Bu yılın başlarında, şifreli bir ses parçası viral oldu. Yakalayış? İnsanlar kaydedilen sesin "Yanny" mi yoksa "Defne" mi söylediği konusunda anlaşamadılar.

Ancak insanlar neden farklı isimler duyuyor? Bir açıklama perde veya ses frekansı ve her bir kişinin kulaklarının nasıl "ayarlandığı" ile ilgilidir.

Bu nedenle, bazıları "Yanny" yi duyarken, diğerleri "Laurel" ı duyabilir.

Ancak, Autralia'daki Melbourne Biyonik Enstitüsünden Prof. Hugh McDermott'a göre, gazeteye konuşan Prof. Gardiyanhikaye bundan daha karmaşıktır; beynimizin bilgiyi nasıl işlediğiyle ilgili olabilir.

İz denetim açısından belirsiz olduğu için, beyinlerimiz kendi "yorumunu" seçmelidir - peki bunu nasıl yapıyorlar?

Prof. Mc Dermott, “Beyin bir şeyden emin olmadığında, doğru kararı vermenize yardımcı olmak için çevreleyen ipuçlarını kullanır” diye açıklıyor Prof.

"Eğer etrafınızda 'Defne' ile ilgili bir konuşma olduğunu duysaydınız, 'Yanny'yi duymazdınız. Kişisel geçmiş de şu ya da bu konuda bilinçsiz bir tercih verebilir. "Laurel" adlı ve hiçbirinin "Yanny" adında birçok kişiyi tanıyor olabilirsiniz. "

Dr. Hugh McDermott

Beyniniz, tahmin eden

Başka bir deyişle, beyinlerimiz olayları önceden tahmin ederek anlamlandırabilir. Yani, bir şeyi zaten öğrenmişsek, ancak o zaman onu tanımlayabiliriz. Anlamsız sözler duymakla gerçekten mantıklı olan bir cümleyi duymak arasındaki farkı yaratan da budur.

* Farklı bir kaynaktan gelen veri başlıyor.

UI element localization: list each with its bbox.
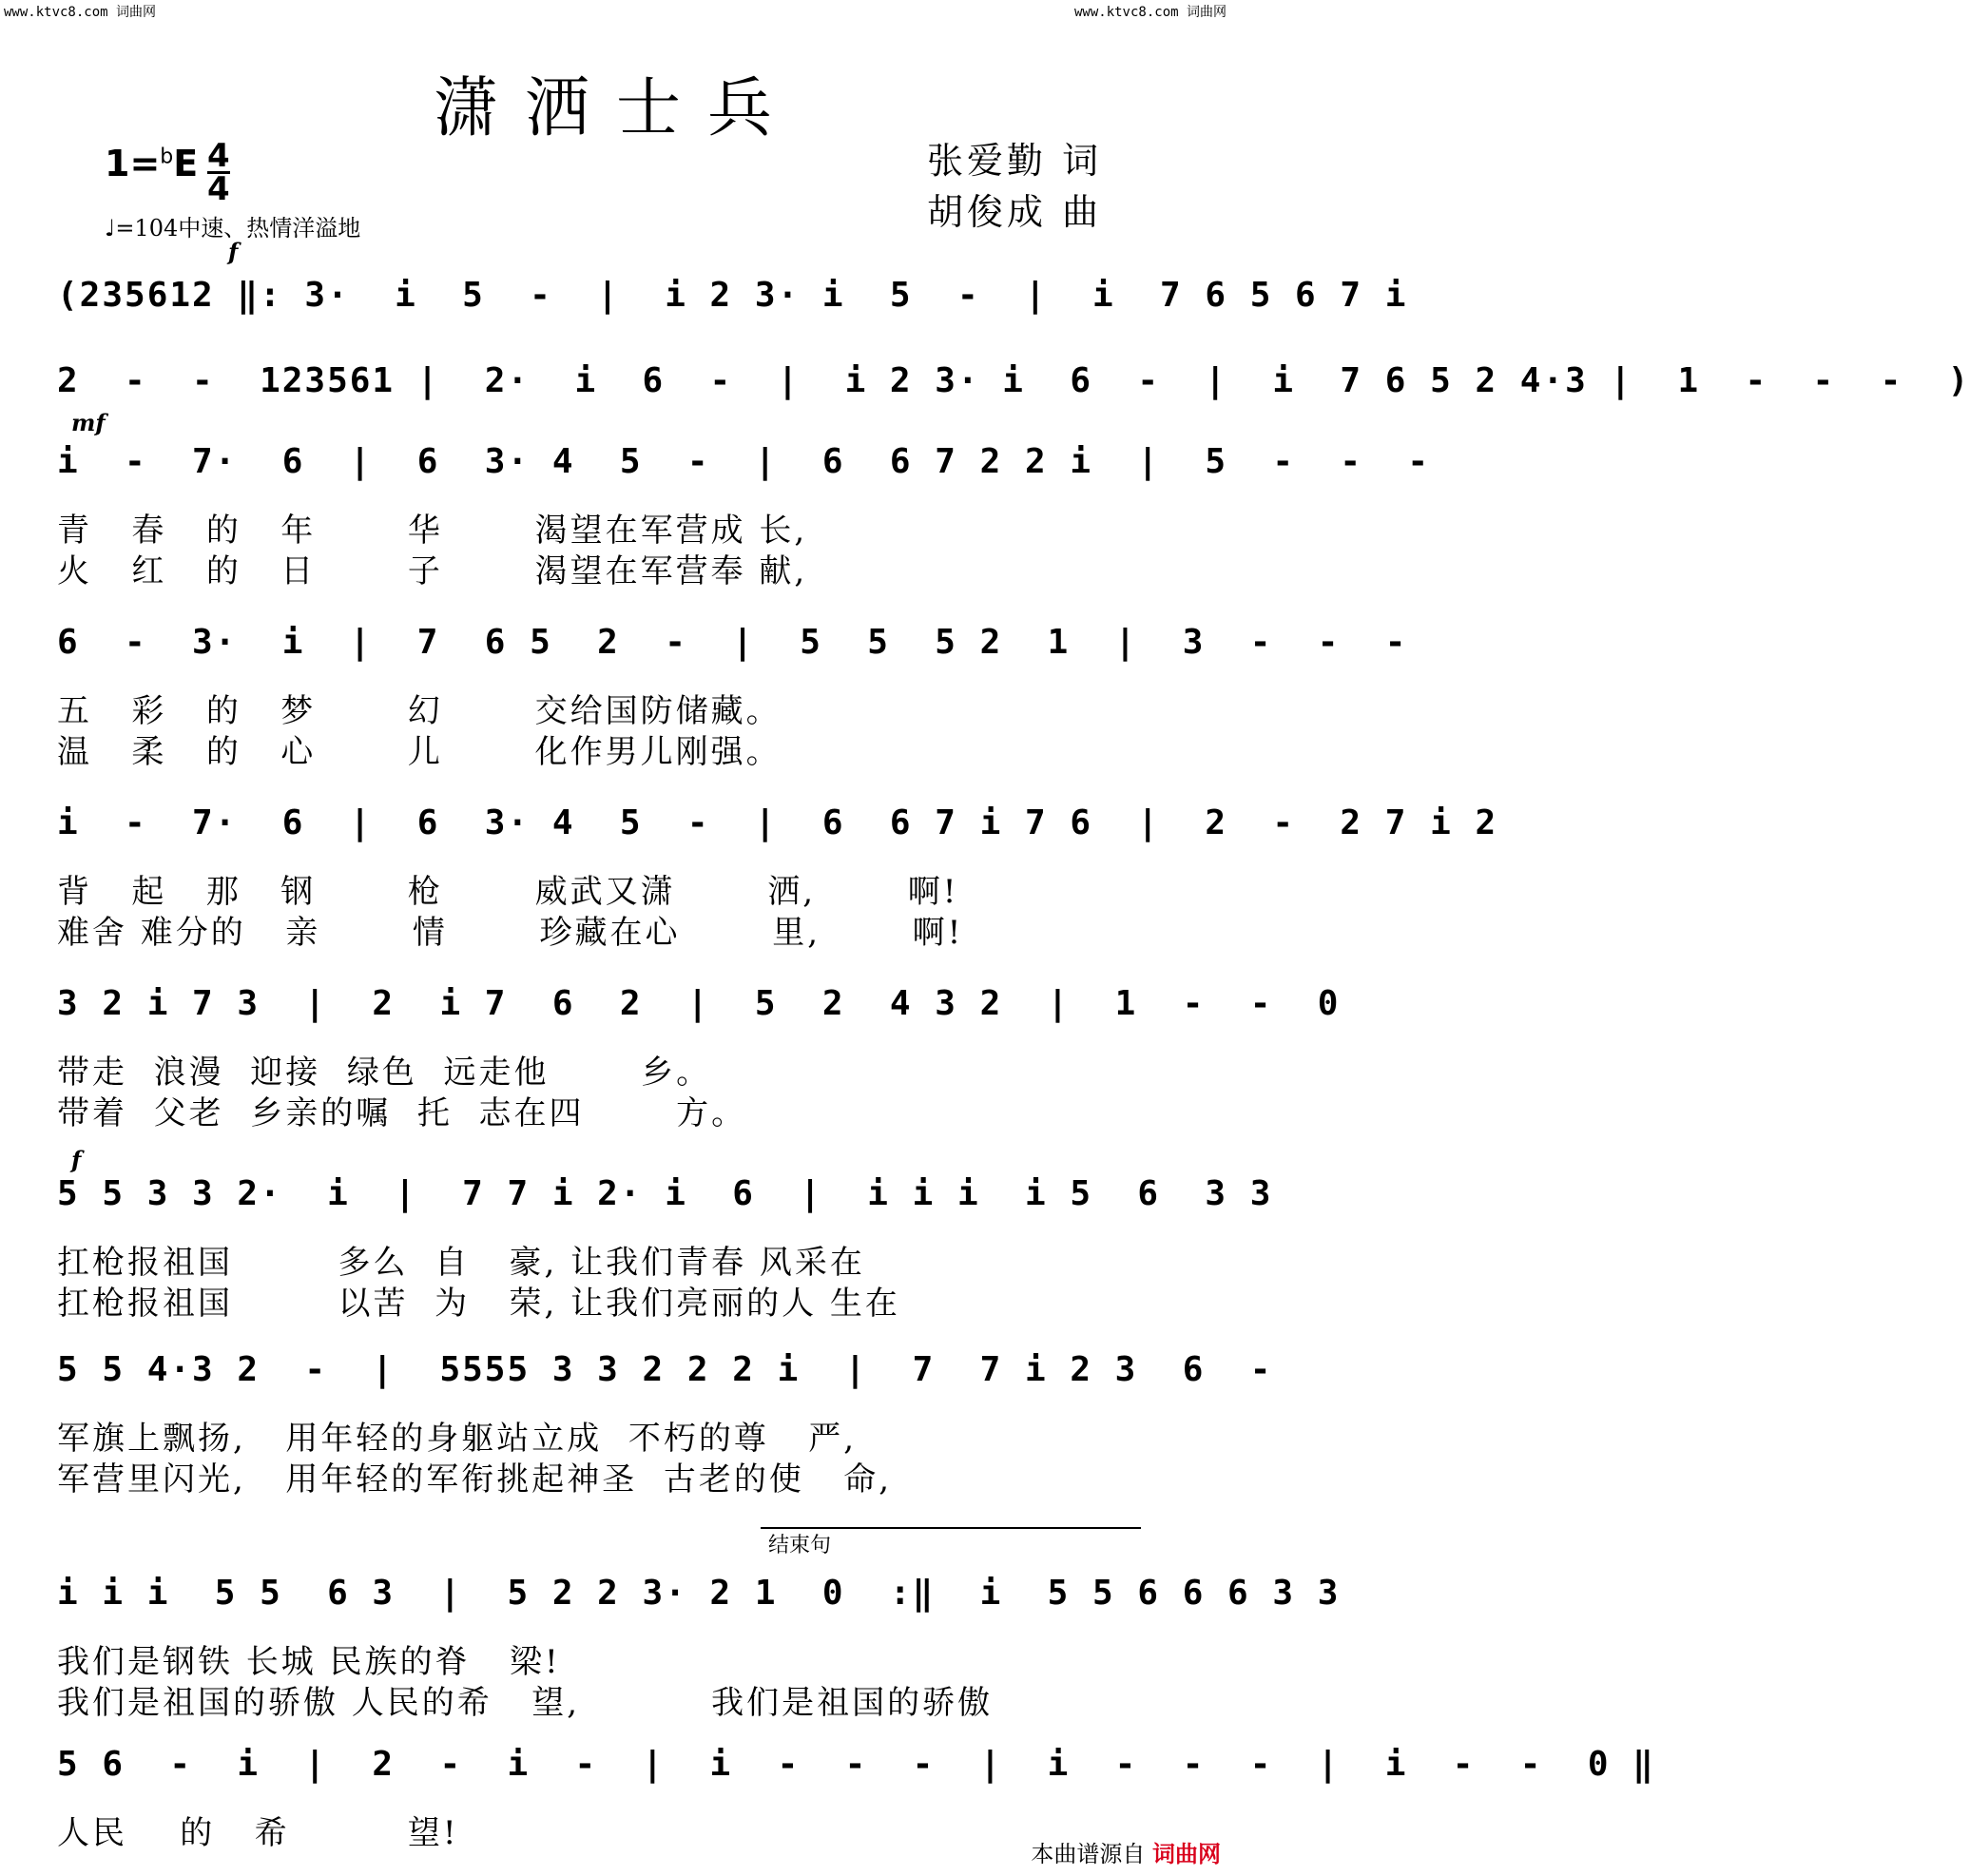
lyrics-system-6-verse-1: 带走 浪漫 迎接 绿色 远走他 乡。: [57, 1054, 712, 1092]
dynamic-mezzoforte: mf: [71, 409, 106, 436]
notes-system-2: 2 - - 123561 | 2· i 6 - | i 2 3· i 6 - | i 7 6 5 2 4·3 | 1 - - - ): [57, 361, 1970, 400]
meter-bottom: 4: [207, 170, 230, 208]
key-signature: [105, 143, 198, 184]
notes-system-4: 6 - 3· i | 7 6 5 2 - | 5 5 5 2 1 | 3 - - -: [57, 623, 1408, 662]
dynamic-forte-2: f: [71, 1146, 82, 1173]
notes-system-8: 5 5 4·3 2 - | 5555 3 3 2 2 2 i | 7 7 i 2 3 6 -: [57, 1350, 1273, 1389]
lyrics-system-3-verse-2: 火 红 的 日 子 渴望在军营奉 献,: [57, 552, 808, 590]
notes-system-6: 3 2 i 7 3 | 2 i 7 6 2 | 5 2 4 3 2 | 1 - - 0: [57, 984, 1341, 1023]
staff-system-5: [57, 803, 1498, 956]
staff-system-8: [57, 1350, 1273, 1502]
ending-bracket-line: [761, 1527, 1141, 1529]
footer-site-link[interactable]: 词曲网: [1152, 1840, 1221, 1867]
lyrics-system-5-verse-1: 背 起 那 钢 枪 威武又潇 洒, 啊!: [57, 873, 959, 911]
staff-system-7: [57, 1174, 1273, 1326]
staff-system-3: [57, 442, 1431, 594]
footer-prefix: 本曲谱源自: [1031, 1841, 1146, 1867]
key-flat: b: [160, 145, 174, 169]
lyrics-system-6-verse-2: 带着 父老 乡亲的嘱 托 志在四 方。: [57, 1094, 747, 1132]
staff-system-10: [57, 1745, 1655, 1852]
ending-label: 结束句: [768, 1534, 832, 1557]
staff-system-1: [57, 276, 1408, 342]
lyrics-system-9-verse-1: 我们是钢铁 长城 民族的脊 梁!: [57, 1643, 561, 1681]
watermark-right: www.ktvc8.com 词曲网: [1073, 5, 1226, 20]
staff-system-2: [57, 361, 1970, 428]
staff-system-6: [57, 984, 1341, 1136]
lyrics-system-4-verse-1: 五 彩 的 梦 幻 交给国防储藏。: [57, 692, 782, 730]
meter-top: 4: [207, 137, 230, 175]
time-signature: [207, 137, 230, 208]
notes-system-7: 5 5 3 3 2· i | 7 7 i 2· i 6 | i i i i 5 6 3 3: [57, 1174, 1273, 1213]
key-prefix: 1=: [105, 143, 161, 184]
source-footer: [1031, 1835, 1221, 1868]
lyricist-credit: 张爱勤 词: [927, 140, 1103, 182]
staff-system-9: [57, 1574, 1341, 1726]
notes-system-10: 5 6 - i | 2 - i - | i - - - | i - - - | i - - 0 ‖: [57, 1745, 1655, 1784]
lyrics-system-7-verse-2: 扛枪报祖国 以苦 为 荣, 让我们亮丽的人 生在: [57, 1285, 900, 1323]
notes-system-3: i - 7· 6 | 6 3· 4 5 - | 6 6 7 2 2 i | 5 - - -: [57, 442, 1431, 481]
lyrics-system-8-verse-2: 军营里闪光, 用年轻的军衔挑起神圣 古老的使 命,: [57, 1460, 893, 1499]
tempo-marking: ♩=104中速、热情洋溢地: [105, 215, 361, 242]
notes-system-9: i i i 5 5 6 3 | 5 2 2 3· 2 1 0 :‖ i 5 5 6 6 6 3 3: [57, 1574, 1341, 1613]
staff-system-4: [57, 623, 1408, 775]
notes-system-1: (235612 ‖: 3· i 5 - | i 2 3· i 5 - | i 7 6 5 6 7 i: [57, 276, 1408, 315]
lyrics-system-3-verse-1: 青 春 的 年 华 渴望在军营成 长,: [57, 512, 808, 550]
dynamic-forte-1: f: [228, 238, 239, 265]
key-note: E: [173, 143, 199, 184]
lyrics-system-8-verse-1: 军旗上飘扬, 用年轻的身躯站立成 不朽的尊 严,: [57, 1420, 858, 1458]
notes-system-5: i - 7· 6 | 6 3· 4 5 - | 6 6 7 i 7 6 | 2 - 2 7 i 2: [57, 803, 1498, 842]
lyrics-system-5-verse-2: 难舍 难分的 亲 情 珍藏在心 里, 啊!: [57, 914, 964, 952]
lyrics-system-7-verse-1: 扛枪报祖国 多么 自 豪, 让我们青春 风采在: [57, 1244, 865, 1282]
watermark-left: www.ktvc8.com 词曲网: [4, 5, 157, 20]
composer-credit: 胡俊成 曲: [927, 191, 1103, 233]
lyrics-system-4-verse-2: 温 柔 的 心 儿 化作男儿刚强。: [57, 733, 782, 771]
song-title: 潇洒士兵: [433, 71, 799, 146]
lyrics-system-9-verse-2: 我们是祖国的骄傲 人民的希 望, 我们是祖国的骄傲: [57, 1684, 994, 1722]
lyrics-system-10-verse-1: 人民 的 希 望!: [57, 1814, 459, 1852]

Bu nedenle beyinlerimiz belirsiz uyaranlarla veya bilgilerle sunulduğunda seçim yapar. Bunun güzel bir örneği, bilgisayar değiştiren seslerden oluşan ve neredeyse tanınmaz hale gelen sinüs dalgası konuşmasıdır.

Birleşik Krallık'taki Sussex Üniversitesi'ndeki araştırmacıların oluşturduğu bu örnekleri ele alalım. Bu parçayı dinlerseniz, başını veya kuyruğunu çıkarmanız pek olası değildir.

Ancak, önce orijinal değiştirilmemiş kaydı, ardından sinüs dalgası parçasını dinlerseniz, distorsiyona rağmen cümleyi anlamakta hiçbir sorun yaşamazsınız.

Belki de hayaletlerin bizi bu kadar kolay korkutmasının nedeni, bilincimizin nasıl çalıştığına dair net bir anlayışa sahip olmamamızdır. Beynimizin işleyişini çevreleyen bazı keşifler, kendi başlarına ürkütücüdür.

1992'de yapılan bir anket, Amerika Birleşik Devletleri merkezli yanıt verenlerin yüzde 10-15'inin hayatlarının bir noktasında bir tür duyusal halüsinasyon yaşadığını ortaya koydu.

Bedenlerimiz ve zihinlerimiz bu kadar kolay kandırılabildiğinde, Cadılar Bayramı'nın hayaletlerinin ve hortlaklarının hala çoğumuz için böylesine büyülenmiş olmasına şaşmamak gerek.